HPA-1 genotyping was done by polymerase chain reaction-restriction fragment length polymorphism (PCR-RFLP) technique.
This study was carried out on 50 thrombocytopenic patients with hematological disorders with platelet count < 20,000 μL indicated for random donor platelet transfusion and 50 random Egyptian blood donors.
Cases and donors were subjected to history taking, clinical examination and routine laboratory investigations (CBC, Blood group phenotype,Virology: HBV, HCV, HIV). Detection of HPA-1 genotypes using PCR–restriction fragment length polymorphism (RFLP-PCR).

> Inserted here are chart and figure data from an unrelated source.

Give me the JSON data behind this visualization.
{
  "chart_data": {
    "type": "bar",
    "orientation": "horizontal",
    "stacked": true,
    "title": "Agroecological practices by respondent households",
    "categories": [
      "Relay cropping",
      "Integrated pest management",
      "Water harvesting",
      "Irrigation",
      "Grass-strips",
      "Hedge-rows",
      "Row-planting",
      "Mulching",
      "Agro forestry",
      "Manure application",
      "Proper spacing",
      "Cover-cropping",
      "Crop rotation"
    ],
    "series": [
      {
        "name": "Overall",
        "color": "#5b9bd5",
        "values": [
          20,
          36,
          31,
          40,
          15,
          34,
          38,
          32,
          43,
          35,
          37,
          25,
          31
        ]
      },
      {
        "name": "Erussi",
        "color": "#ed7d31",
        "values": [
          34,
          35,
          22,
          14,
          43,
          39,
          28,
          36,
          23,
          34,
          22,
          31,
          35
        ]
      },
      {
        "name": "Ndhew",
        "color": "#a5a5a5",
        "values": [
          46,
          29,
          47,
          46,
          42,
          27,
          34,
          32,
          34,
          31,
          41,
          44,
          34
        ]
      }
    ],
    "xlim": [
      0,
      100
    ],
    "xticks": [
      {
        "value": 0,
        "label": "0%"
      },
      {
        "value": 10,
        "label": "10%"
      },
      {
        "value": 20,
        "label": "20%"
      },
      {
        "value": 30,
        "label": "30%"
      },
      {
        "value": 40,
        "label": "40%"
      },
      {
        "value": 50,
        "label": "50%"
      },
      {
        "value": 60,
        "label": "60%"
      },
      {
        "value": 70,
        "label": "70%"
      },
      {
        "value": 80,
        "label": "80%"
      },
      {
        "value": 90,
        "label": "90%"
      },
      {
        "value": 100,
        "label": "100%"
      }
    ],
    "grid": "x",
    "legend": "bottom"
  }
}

This study showed that no statistically significant difference between hematological patients and blood donors as regard HPA1 the genotype and allele frequency.
HPA 1a/1a genotype was found to be predominant among both haematological patients & blood donors (58% & 72% respectively) & the (a) allele is also the most common allele in both groups. Concerning alleles frequencies observed for the 100 cases in our study, the hematological patients allele frequencies were 0.77 and 0.23 of 1a and 1b respectively, and that of blood donors 1a and 1b were: 0.84 and b: 0.16, respectively. This reveals that the (b) allele is less frequent than the (a) allele and that degree of HPA-1 system polymorphism is considered high.
In the current study, In case of platelet transfusion the mismatch probability between the subjects of the present study was calculated using the blood donors HPA genotype frequency. The probability of incompatibility of HPA-1 showed that homozygous for the (b) allele hematological patients more alloimmunised as the probability of incompatible is nearly 100% due to the high genotype frequency of (aa) and (ab) in blood donors.